Bel didn't need to check the boy's pulse to know he was dead.
His eyes scanned the alleyway, seeking the path of the weave that had killed the boy. The murderer had already erased his tracks, leaving nothing, no fragment of a weave to trace back to its source.
"The knife, Bel," Kiel reminded him. "Rain will want the blade that cut his mate.”
Bel knelt to rifle the urchin's ragged clothes. He found a sheathed blade tucked in the boy's waistband. "Spit and scorch me," he whispered as he recognized the distinctive, black-silk-wrapped hilt of a Fey'cha. What was a street urchin who'd attacked the Feyreisa doing with a Fey'cha? The name-mark etched into the blade's pommel chilled Bel's blood.
Without warning, the knife grew hot to the touch. Swearing, Bel released the weapon and leapt back just as it burst into intense, blue-white flame. The boy's body began to burn, too. "Murder!" The scream came from the mouth of the alley where a crowd of Celierians had gathered. A woman pointed at Bel and cried again, "Murder!"
Kolis Manza turned away from the crowd across the street, a satisfied smile lurking at the corner of his mouth. That should keep the Fey busy for a while. Let them deal with the accusations of murder now, on top of all the suspicions of dahl'reisen raids and the new, dark distrust quietly spreading among the lower classes and the religious zealots.
He walked three blocks down to the Inn of the Blue Pony and entered unobtrusively by way of the back door and servants' stair. Young Birk, friend of the dead urchin, was waiting obediently for him. Wordlessly, the boy handed him the long, wavy-edged dagger the now-dead Beran has tossed to him before leading the Fey on that wild chase through the city streets. The black metal blade was dry, but the dark jewel in the hilt throbbed a rich, satisfied red, testifying to its recent taste of Ellysetta Baristani's blood.
"Excellent, boy," Kolis said. "You did well." Even Beran had served his purpose—though he'd nearly killed the girl rather than merely nicking her as he'd been ordered.
Kolis sheathed the dagger and tucked it inside his vest. Vadim Maur would be pleased.

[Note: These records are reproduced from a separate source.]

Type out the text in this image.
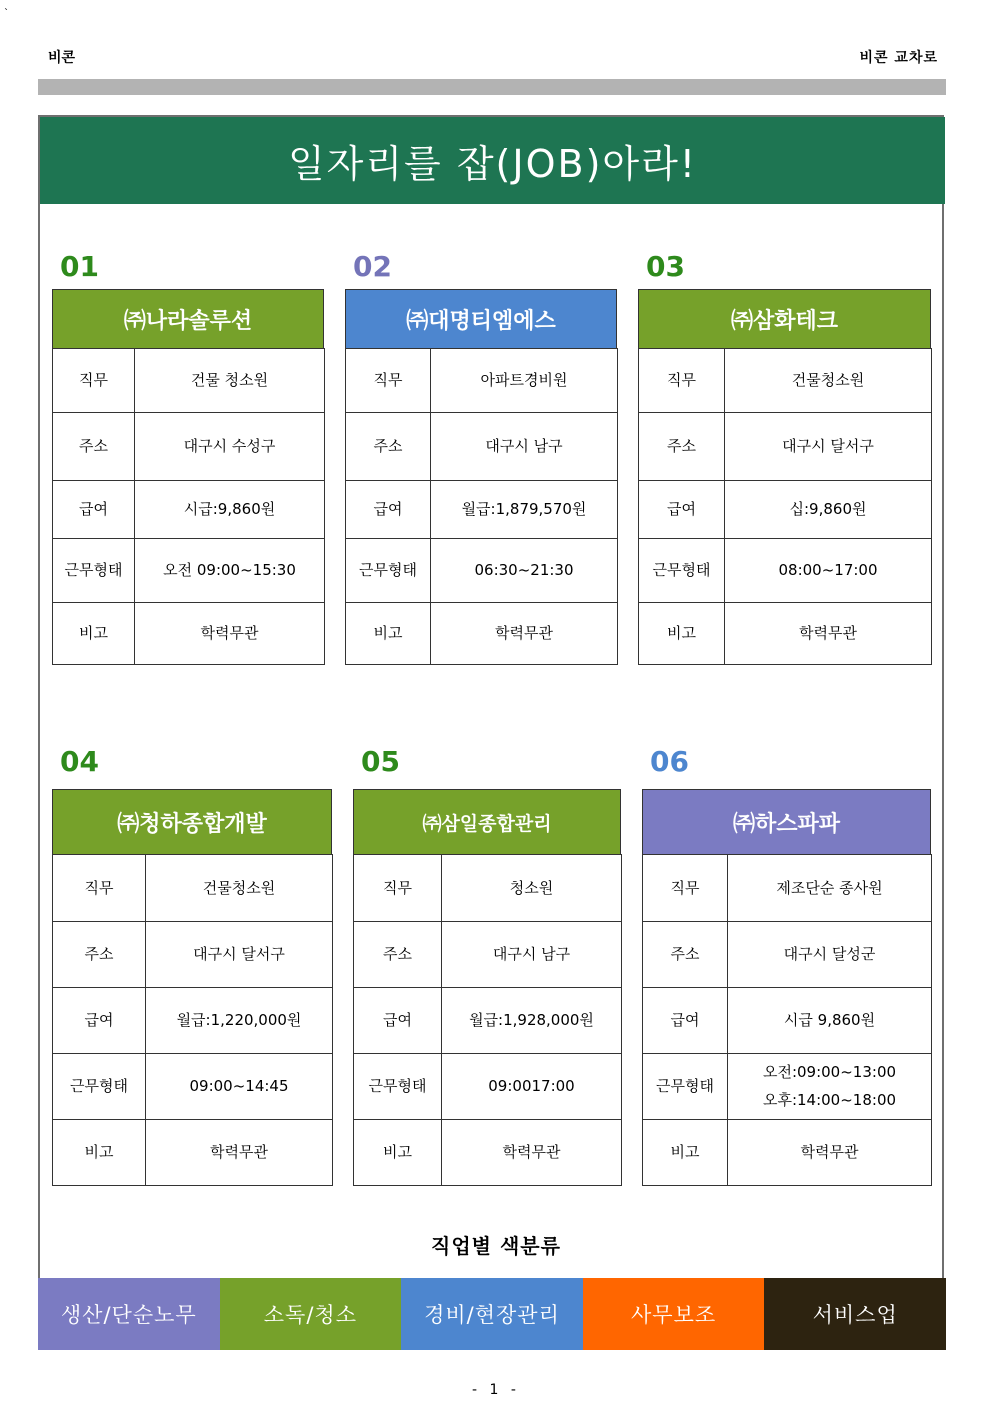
`
비콘	비콘 교차로
일자리를 잡(JOB)아라!
01
㈜나라솔루션
직무	건물 청소원
주소	대구시 수성구
급여	시급:9,860원
근무형태	오전 09:00~15:30
비고	학력무관
02
㈜대명티엠에스
직무	아파트경비원
주소	대구시 남구
급여	월급:1,879,570원
근무형태	06:30~21:30
비고	학력무관
03
㈜삼화테크
직무	건물청소원
주소	대구시 달서구
급여	십:9,860원
근무형태	08:00~17:00
비고	학력무관
04
㈜청하종합개발
직무	건물청소원
주소	대구시 달서구
급여	월급:1,220,000원
근무형태	09:00~14:45
비고	학력무관
05
㈜삼일종합관리
직무	청소원
주소	대구시 남구
급여	월급:1,928,000원
근무형태	09:0017:00
비고	학력무관
06
㈜하스파파
직무	제조단순 종사원
주소	대구시 달성군
급여	시급 9,860원
근무형태	오전:09:00~13:00
오후:14:00~18:00

비고	학력무관
직업별 색분류
생산/단순노무	소독/청소	경비/현장관리	사무보조	서비스업
- 1 -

"So much for my second lesson with Master Fellows." Ellie forced a weak laugh. She lay on a chaise in Rain's palace suite, her body tense despite the soothing warmth of Marissya's expert healing weave and gentle touch. Even the shock of her stabbing had faded in the face of her fear of the shei'dalin.
She imagined herself surrounded by a solid, impenetrable wall of stone and steel, her thoughts and emotions safely barricaded within, but shivers still racked her body and her teeth chattered uncontrollably as the warmth of the shei'dalin's magic penetrated her flesh. At last the glow surrounding Marissya's hands dissipated and she stepped back.
"Will I live?”
A tired smile curved the shei'dalin's lips. "Aiyah, I am glad to report that you will.”
Ellysetta's eyes narrowed as magic tingled across her skin and she saw a faintly unfocused look enter both Rain's and Marissya's eyes. "Speak so I can hear," she told them. "As I was the one stabbed, I have a right to hear what you are saying.”
"Sieks'ta," Marissya murmured. "I was telling Rain the blade wasn't poisoned but there were remnants of a pain suppressant in your blood. The blade was treated with a numbing agent, which explains why you didn't feel anything even though the boy stabbed so deep he pierced a kidney." She glanced up at Rain. "It was good you stopped the bleeding as quickly as you did.”